Sur la réouverture des écoles

«On ne peut pas vivre dans ce régime»

«Protéger ces écoles, ce n’est possible qu’avec le soutien du Fédéral: nous avons besoin de 280 policiers. Nous l’avons fait valoir au conseil de sécurité. Il est temps que le pays soutienne sa capitale. Et investisse dans sa jeunesse pour lui permettre de continuer à aller à l’école. Dans ces régimes islamistes fondamentalistes, la première chose à laquelle on s’attaque, c’est à l’intelligence. C’est les écoles qu’on ferme, c’est la culture qu’on ferme. On ne peut pas vivre dans ce régime. Il faut donc très vite rouvrir les écoles».

Sur les «safe rooms» dans les écoles proposées par Milquet

«On ne va pas construire des bunkers dans les écoles»

«On n’y pense pas du tout à Bruxelles. Je ne vais pas commenter les mesures proposées par Madame Milquet. Nous travaillons sérieusement avec les 19 bourgmestres et la Région, avec la police et le conseil de sécurité. Nous sommes habilités à prendre des mesures. Il faut éviter l’hystérisation, il faut rester raisonnable, travailler avec les professionnels, et ne pas improviser des mesures dont on ne peut pas imaginer la première seconde qu’on puisse les appliquer. On ne va pas construire des bunkers dans les écoles: nous n’avons pas le premier cent pour ça»

Sur les «recommandations»

«Ces recommandations sont presque des injonctions»

«On nous donne un certain nombre d’informations qui sont telles qu’il faut prendre des mesures. Nous suivons donc ces recommandations. Qui sont presque des injonctions: sous le vocable “recommandations”, en réalité, on nous a quand même imposé ce week-end un couvre-feu. Mais pour l’instant, il faut faire confiance: les explications viendront plus tard».

Sur Plaisirs d’Hiver

«Il ne suffit pas de dire “C’est dangereux, il vaut mieux ne rien faire”»

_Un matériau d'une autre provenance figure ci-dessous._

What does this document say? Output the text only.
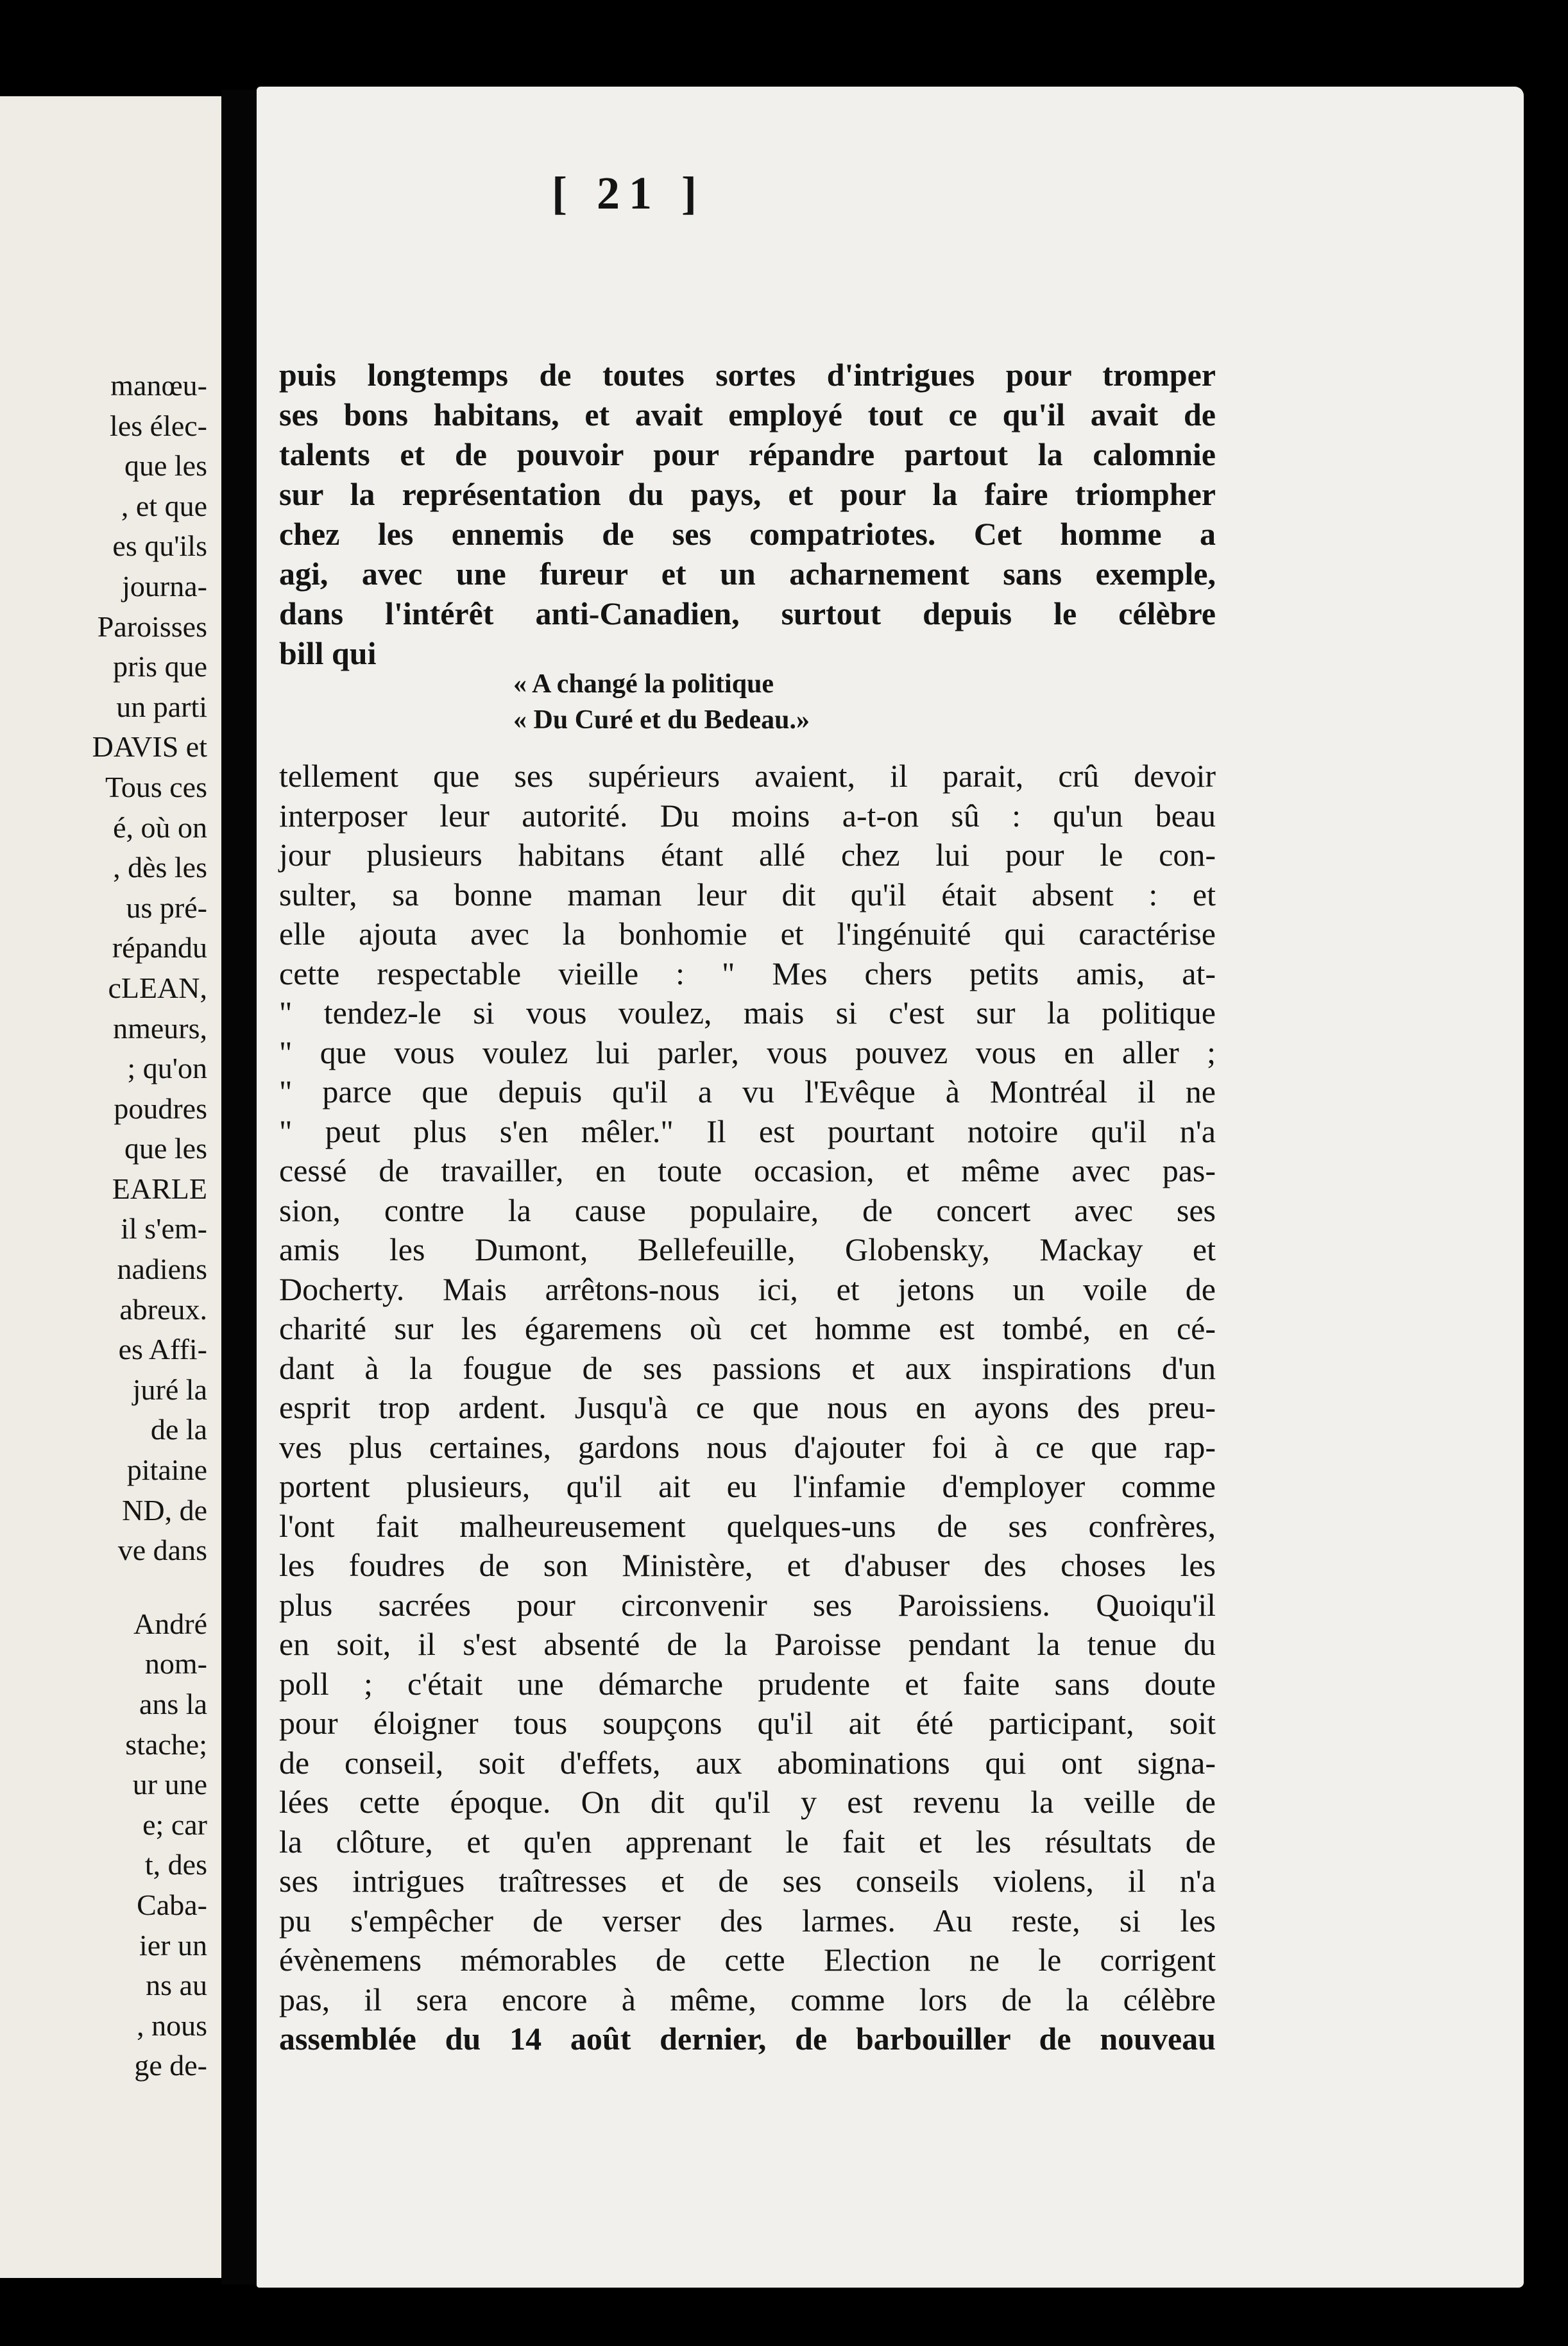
manœu-
les élec-
que les
, et que
es qu'ils
journa-
Paroisses
pris que
un parti
DAVIS et
Tous ces
é, où on
, dès les
us pré-
répandu
cLEAN,
nmeurs,
; qu'on
poudres
que les
EARLE
il s'em-
nadiens
abreux.
es Affi-
juré la
de la
pitaine
ND, de
ve dans
André
nom-
ans la
stache;
ur une
e; car
t, des
Caba-
ier un
ns au
, nous
ge de-
[ 21 ]
puis longtemps de toutes sortes d'intrigues pour tromper
ses bons habitans, et avait employé tout ce qu'il avait de
talents et de pouvoir pour répandre partout la calomnie
sur la représentation du pays, et pour la faire triompher
chez les ennemis de ses compatriotes. Cet homme a
agi, avec une fureur et un acharnement sans exemple,
dans l'intérêt anti-Canadien, surtout depuis le célèbre
bill qui
« A changé la politique
« Du Curé et du Bedeau.»
tellement que ses supérieurs avaient, il parait, crû devoir
interposer leur autorité. Du moins a-t-on sû : qu'un beau
jour plusieurs habitans étant allé chez lui pour le con-
sulter, sa bonne maman leur dit qu'il était absent : et
elle ajouta avec la bonhomie et l'ingénuité qui caractérise
cette respectable vieille : " Mes chers petits amis, at-
" tendez-le si vous voulez, mais si c'est sur la politique
" que vous voulez lui parler, vous pouvez vous en aller ;
" parce que depuis qu'il a vu l'Evêque à Montréal il ne
" peut plus s'en mêler." Il est pourtant notoire qu'il n'a
cessé de travailler, en toute occasion, et même avec pas-
sion, contre la cause populaire, de concert avec ses
amis les Dumont, Bellefeuille, Globensky, Mackay et
Docherty. Mais arrêtons-nous ici, et jetons un voile de
charité sur les égaremens où cet homme est tombé, en cé-
dant à la fougue de ses passions et aux inspirations d'un
esprit trop ardent. Jusqu'à ce que nous en ayons des preu-
ves plus certaines, gardons nous d'ajouter foi à ce que rap-
portent plusieurs, qu'il ait eu l'infamie d'employer comme
l'ont fait malheureusement quelques-uns de ses confrères,
les foudres de son Ministère, et d'abuser des choses les
plus sacrées pour circonvenir ses Paroissiens. Quoiqu'il
en soit, il s'est absenté de la Paroisse pendant la tenue du
poll ; c'était une démarche prudente et faite sans doute
pour éloigner tous soupçons qu'il ait été participant, soit
de conseil, soit d'effets, aux abominations qui ont signa-
lées cette époque. On dit qu'il y est revenu la veille de
la clôture, et qu'en apprenant le fait et les résultats de
ses intrigues traîtresses et de ses conseils violens, il n'a
pu s'empêcher de verser des larmes. Au reste, si les
évènemens mémorables de cette Election ne le corrigent
pas, il sera encore à même, comme lors de la célèbre
assemblée du 14 août dernier, de barbouiller de nouveau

«C’est un enjeu fondamental pour le fonctionnement de la ville, le commerce, l’économie. Nous n’avons encore rien décidé. Tout est prêt. j’ai demandé une analyse des risques à la police et la manière dont on pouvait assurer la protection des Plaisirs d’Hiver. Il ne suffit pas de dire “ C’est dangereux, il vaut mieux ne rien faire ”. J’ai aussi demandé une analyse spécifique de la menace à l’Ocam. Mais mon opinion est qu’il ne faut pas interdire».

Sur les hôpitaux

«Nous avons transmis les enseignements de Paris à nos urgentistes»

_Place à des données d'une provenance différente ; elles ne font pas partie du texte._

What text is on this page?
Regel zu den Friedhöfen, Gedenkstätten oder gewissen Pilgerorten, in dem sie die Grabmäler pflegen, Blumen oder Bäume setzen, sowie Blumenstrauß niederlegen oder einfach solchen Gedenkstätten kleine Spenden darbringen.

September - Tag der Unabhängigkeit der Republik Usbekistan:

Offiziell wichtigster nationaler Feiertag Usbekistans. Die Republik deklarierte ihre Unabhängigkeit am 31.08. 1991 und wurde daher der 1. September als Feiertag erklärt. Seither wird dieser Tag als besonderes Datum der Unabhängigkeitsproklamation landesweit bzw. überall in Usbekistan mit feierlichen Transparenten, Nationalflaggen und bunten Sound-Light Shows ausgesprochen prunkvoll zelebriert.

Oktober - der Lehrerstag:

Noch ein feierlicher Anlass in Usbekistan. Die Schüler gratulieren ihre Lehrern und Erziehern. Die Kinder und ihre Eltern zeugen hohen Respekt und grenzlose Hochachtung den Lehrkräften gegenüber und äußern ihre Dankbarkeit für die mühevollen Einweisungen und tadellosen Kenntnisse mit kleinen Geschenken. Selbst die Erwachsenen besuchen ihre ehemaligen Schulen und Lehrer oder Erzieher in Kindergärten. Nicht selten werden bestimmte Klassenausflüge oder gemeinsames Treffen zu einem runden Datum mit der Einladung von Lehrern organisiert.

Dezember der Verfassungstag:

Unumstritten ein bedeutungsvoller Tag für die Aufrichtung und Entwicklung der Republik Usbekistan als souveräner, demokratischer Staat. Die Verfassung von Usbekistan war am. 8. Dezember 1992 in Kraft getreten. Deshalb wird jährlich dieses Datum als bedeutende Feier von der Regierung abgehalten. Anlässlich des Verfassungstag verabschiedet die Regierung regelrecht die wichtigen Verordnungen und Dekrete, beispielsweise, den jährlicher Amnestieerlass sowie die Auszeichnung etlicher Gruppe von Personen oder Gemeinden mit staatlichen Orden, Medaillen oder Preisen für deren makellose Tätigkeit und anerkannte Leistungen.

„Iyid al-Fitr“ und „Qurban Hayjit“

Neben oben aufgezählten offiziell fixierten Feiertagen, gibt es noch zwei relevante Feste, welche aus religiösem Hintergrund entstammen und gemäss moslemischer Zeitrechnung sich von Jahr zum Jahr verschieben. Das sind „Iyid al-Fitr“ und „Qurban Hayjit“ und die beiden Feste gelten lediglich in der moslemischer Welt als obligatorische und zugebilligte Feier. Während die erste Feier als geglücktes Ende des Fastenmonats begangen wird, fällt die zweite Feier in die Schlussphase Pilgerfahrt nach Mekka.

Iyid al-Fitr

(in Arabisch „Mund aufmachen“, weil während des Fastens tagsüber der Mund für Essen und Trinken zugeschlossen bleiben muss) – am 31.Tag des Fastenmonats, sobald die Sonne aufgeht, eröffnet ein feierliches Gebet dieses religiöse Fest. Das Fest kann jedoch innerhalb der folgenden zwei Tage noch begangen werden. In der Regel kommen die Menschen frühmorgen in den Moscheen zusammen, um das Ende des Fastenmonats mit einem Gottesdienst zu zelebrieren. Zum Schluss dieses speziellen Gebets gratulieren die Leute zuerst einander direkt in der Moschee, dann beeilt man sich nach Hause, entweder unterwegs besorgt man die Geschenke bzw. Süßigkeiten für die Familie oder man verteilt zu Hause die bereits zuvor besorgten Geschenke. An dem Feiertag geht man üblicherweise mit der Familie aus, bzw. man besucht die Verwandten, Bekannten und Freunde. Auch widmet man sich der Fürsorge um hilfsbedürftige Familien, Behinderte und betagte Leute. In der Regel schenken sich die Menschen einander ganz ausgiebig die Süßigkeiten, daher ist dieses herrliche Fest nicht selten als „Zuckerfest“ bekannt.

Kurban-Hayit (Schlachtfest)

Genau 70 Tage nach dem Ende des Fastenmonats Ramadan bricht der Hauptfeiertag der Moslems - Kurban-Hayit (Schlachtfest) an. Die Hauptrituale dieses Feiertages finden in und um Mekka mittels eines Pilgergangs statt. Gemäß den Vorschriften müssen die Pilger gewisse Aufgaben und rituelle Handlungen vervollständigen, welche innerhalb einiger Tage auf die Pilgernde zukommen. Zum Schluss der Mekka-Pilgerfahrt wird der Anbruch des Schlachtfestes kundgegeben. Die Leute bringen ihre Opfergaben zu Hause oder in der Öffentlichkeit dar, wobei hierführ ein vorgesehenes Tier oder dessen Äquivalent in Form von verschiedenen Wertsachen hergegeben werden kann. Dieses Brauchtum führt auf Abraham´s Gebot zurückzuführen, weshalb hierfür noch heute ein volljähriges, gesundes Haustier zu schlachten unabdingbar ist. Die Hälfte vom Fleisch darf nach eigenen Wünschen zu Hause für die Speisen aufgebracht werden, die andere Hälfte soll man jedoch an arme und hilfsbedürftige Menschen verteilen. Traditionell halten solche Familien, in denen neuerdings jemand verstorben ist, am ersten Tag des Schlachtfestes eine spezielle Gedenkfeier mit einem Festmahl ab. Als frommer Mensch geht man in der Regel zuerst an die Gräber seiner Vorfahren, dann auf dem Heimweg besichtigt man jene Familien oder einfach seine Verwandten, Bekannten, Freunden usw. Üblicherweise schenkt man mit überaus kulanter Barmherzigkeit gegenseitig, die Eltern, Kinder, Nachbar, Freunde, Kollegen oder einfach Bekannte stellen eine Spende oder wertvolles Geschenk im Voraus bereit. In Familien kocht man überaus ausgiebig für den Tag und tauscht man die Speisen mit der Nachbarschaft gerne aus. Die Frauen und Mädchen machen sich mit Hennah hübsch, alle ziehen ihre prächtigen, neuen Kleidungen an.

«Je veux d’abord revenir sur la solidarité avec Paris. Parce que la solidarité est concrète: les hôpitaux de Paris nous ont décrit la situation qui s’est produite à Paris et nous avons pu tirer les enseignements et les transmettre à nos urgentistes, dans les hôpitaux pour adultes et pour enfants».

Sur l’image de Bruxelles

«C’est l’image de la Belgique tout entière qui est écornée»

«Cette image est catastrophique. Mais c’est l’image de la Belgique tout entière qui est écornée. Et donc il faut rapidement montrer de l’efficacité et reprendre une vie normale».